ANKARA
The Turkish minister in charge of affairs with the European Union (EU) has said a past buried by Turkey could not proposed as a future for Egypt.
EU Minister & Chief Negotiator Egemen Bagis commented on Fouad Ajami's op-ed titled "What to Expect From the Muslim Brotherhood", published by The Wall Street Journal Online on June 26.
"It is preposterous that a past, which Turkey had buried, is proposed as a future for brotherly Egypt. A civilian government with a puppet image under the military's custodial rule is not the Turkish model. We utterly and categorically reject this slander," Bagis said, in response to Ajami's article.

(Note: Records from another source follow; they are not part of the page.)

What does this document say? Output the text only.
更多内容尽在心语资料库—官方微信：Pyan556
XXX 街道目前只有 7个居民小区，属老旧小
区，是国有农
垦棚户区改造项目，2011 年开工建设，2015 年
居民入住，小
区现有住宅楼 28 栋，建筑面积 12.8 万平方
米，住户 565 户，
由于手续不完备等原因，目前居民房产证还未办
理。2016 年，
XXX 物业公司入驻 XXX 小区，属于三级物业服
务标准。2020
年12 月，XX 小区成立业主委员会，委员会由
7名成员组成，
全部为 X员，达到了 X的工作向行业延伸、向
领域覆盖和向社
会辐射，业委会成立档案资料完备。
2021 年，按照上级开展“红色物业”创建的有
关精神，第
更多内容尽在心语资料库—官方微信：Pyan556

"That political sham may have been an unfortunate imposition on Turkey but is now dead and buried. That model means corruption, political assassinations, death squads, political polarization, looted banks, 110% inflation and a closed economy based on pillaging. If these fiction writers need a 'model' for this sham, the correct term is not the Turkish, but the Baathist model. This is the model currently followed in Damascus," he said.
Bagis noted that the said model would not last long and certainly could not be imposed on Cairo.
Pointing to Turkey's democratization process in the past decade, Bagis also said that the country's pro-EU path was irreversible and the ultimate goal was to upgrade the Turkish nation and elevate political, economic and democratic standards to those of the EU.
"We cannot and will not condone any political system that falls short of addressing the full democratic aspirations of its people. This includes the brotherly Egyptian people and certainly the oppressed and proud Syrian people," Bagis stated.